Depuis toujours, les oppositions immanentes à l’œuvre de Nietzsche ont posé des problèmes à ses interprètes. Certes, dans beaucoup de cas, la confrontation se résout en une succession lorsqu’elle est considérée dans le cadre de l’évolution philosophique de Nietzsche, dont l’organisation habituelle en trois ou cinq phases permet de marquer les bouleversements les plus notables. Mais beaucoup d’aspects inconciliables subsistent, même dans les propos fondamentaux de Nietzsche.

Dans les commentaires, l’échelle des réactions à ce fait s’étend de l’explication selon laquelle l’examen d’une pensée qui manque de cohérence interne ne vaut pas la peine aux quêtes diverses de l’unité interne de sa pensée, et même à la tentative de systématisation après coup, en passant par la conception de Nietzsche comme un philosophe-poète, dont on ne peut attendre nulle rigueur conceptuelle.

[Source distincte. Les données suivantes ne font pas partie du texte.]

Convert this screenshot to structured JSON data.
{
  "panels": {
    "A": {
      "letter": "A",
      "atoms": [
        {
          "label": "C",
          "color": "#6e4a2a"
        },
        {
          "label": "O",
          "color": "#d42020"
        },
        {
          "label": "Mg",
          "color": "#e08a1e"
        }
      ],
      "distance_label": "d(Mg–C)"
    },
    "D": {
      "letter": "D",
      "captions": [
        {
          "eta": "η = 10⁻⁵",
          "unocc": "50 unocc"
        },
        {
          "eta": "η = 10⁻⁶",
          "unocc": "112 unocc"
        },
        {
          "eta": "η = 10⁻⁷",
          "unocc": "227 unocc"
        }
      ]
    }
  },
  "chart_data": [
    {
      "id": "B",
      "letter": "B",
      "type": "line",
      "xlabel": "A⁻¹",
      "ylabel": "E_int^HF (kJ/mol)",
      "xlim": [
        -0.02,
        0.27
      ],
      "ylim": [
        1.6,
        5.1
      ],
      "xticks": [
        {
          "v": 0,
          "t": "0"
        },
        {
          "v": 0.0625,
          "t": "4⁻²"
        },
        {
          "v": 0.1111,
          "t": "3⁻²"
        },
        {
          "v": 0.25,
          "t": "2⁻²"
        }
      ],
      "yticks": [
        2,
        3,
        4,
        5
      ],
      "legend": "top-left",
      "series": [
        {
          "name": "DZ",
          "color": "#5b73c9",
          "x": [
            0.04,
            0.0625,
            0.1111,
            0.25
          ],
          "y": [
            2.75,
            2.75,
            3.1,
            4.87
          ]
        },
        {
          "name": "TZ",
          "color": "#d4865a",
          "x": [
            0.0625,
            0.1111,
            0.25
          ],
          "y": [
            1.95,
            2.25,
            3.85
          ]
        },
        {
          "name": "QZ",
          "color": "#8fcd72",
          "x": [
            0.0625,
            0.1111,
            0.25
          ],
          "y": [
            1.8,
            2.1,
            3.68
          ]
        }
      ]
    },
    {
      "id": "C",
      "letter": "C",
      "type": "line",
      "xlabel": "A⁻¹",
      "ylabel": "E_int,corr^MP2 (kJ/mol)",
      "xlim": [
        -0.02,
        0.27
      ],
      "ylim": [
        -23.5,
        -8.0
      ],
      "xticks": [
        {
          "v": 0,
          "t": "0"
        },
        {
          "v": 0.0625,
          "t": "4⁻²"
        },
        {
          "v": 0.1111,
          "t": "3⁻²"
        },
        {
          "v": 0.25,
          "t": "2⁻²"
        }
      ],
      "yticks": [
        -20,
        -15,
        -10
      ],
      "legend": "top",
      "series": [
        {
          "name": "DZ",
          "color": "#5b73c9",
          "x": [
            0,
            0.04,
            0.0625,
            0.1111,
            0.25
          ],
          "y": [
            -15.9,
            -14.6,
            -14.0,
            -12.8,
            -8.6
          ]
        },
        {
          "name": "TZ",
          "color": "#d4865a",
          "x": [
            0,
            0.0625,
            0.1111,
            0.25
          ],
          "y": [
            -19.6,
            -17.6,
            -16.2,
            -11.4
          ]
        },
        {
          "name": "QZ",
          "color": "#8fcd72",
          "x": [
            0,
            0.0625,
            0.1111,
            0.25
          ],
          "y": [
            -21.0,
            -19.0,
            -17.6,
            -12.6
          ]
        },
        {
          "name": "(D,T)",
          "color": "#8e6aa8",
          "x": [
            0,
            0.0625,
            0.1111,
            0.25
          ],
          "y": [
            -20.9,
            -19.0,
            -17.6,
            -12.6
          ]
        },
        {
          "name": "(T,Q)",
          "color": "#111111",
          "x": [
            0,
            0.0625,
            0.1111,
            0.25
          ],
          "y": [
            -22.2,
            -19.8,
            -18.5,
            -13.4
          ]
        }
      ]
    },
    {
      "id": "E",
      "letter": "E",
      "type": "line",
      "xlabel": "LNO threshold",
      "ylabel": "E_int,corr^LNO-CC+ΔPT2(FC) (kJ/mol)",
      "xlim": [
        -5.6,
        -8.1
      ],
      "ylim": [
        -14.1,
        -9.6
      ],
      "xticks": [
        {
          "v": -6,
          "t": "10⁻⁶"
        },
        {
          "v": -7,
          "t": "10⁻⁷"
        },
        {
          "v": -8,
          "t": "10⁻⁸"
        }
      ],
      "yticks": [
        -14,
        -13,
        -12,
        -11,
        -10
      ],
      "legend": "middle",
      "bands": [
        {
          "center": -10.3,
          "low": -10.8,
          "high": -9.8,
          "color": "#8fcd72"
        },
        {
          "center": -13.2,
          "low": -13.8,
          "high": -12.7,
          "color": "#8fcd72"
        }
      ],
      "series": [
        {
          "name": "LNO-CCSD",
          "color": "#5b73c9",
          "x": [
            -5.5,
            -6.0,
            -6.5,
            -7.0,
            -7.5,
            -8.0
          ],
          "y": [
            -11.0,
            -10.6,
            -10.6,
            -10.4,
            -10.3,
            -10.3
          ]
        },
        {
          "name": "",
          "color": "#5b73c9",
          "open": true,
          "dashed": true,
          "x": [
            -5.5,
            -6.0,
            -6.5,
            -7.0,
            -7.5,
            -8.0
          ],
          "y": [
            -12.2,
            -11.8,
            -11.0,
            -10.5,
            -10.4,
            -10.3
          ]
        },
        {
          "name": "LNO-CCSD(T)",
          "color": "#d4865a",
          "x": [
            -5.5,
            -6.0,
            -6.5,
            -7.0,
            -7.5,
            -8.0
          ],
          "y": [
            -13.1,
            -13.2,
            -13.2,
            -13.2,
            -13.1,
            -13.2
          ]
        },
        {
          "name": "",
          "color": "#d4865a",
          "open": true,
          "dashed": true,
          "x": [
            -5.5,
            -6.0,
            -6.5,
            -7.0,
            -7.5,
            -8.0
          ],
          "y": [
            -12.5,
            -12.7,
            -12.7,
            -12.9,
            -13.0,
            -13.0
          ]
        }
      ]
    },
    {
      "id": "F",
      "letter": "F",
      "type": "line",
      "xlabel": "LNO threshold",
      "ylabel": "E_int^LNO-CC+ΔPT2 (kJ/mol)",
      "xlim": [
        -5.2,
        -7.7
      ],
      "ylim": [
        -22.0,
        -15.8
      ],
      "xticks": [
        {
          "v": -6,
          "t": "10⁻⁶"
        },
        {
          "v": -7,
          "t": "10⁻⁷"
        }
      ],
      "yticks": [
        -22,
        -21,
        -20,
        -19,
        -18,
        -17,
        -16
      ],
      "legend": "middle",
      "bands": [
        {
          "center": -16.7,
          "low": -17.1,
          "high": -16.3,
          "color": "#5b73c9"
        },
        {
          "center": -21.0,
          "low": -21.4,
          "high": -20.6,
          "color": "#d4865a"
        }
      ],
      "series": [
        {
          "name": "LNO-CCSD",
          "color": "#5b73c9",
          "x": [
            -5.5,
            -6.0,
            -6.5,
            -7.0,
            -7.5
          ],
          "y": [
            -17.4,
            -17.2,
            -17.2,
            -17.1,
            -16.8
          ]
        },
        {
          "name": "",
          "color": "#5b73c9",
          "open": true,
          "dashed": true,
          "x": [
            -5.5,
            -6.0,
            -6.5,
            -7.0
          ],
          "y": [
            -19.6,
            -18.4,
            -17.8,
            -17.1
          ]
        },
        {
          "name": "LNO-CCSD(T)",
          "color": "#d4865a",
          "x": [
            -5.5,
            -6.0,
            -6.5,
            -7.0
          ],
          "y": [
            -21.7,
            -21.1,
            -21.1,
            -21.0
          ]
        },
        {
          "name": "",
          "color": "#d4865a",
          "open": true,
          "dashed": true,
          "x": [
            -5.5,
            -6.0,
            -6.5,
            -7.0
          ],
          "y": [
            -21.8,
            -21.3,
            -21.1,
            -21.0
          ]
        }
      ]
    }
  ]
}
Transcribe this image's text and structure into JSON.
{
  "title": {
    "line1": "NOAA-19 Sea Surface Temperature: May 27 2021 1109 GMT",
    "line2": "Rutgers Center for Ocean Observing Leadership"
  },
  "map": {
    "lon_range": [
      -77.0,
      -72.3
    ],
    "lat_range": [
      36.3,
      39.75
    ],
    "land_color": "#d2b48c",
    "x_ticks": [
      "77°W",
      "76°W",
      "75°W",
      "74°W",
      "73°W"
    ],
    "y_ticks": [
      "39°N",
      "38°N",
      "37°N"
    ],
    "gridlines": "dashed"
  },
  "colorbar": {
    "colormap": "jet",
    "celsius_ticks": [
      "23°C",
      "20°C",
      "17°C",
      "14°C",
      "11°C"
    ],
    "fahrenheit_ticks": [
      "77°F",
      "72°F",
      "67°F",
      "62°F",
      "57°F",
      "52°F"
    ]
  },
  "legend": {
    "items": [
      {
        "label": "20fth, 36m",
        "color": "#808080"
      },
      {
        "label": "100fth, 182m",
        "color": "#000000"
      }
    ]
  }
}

Il n’est pas rare non plus que la question de savoir d’où vient que ce philosophe pense par oppositions d’une manière si extrême soit soulevée. On se contente alors souvent de la remarque selon laquelle Nietzsche était en lui-même un homme divisé, déchiré par les contradictions. On trouve matière à pareille conception psychologisante en de nombreux passages de son œuvre. Ainsi écrit-il dans Ecce Homo : « Indépendamment du fait que je suis un décadent, j’en suis également l’opposé » [1]. Ailleurs, il remarque ceci : « Chacun de mes affects aurait pu, à lui seul, me faire mourir. J’ai toujours opposé l’un à l’autre » [2]. Pourtant, si nous suivons les témoignages que Nietzsche porte sur lui-même, nous constatons alors que celui-ci ne cherche pas à résoudre ses oppositions personnelles mais au contraire celles qui marquent les temps modernes de leur empreinte. Il définit sa tâche ainsi, comme le dit une note posthume : « parcourir toute l’orbite de l’âme moderne », « avoir siégé dans chacun de ses recoins » [3].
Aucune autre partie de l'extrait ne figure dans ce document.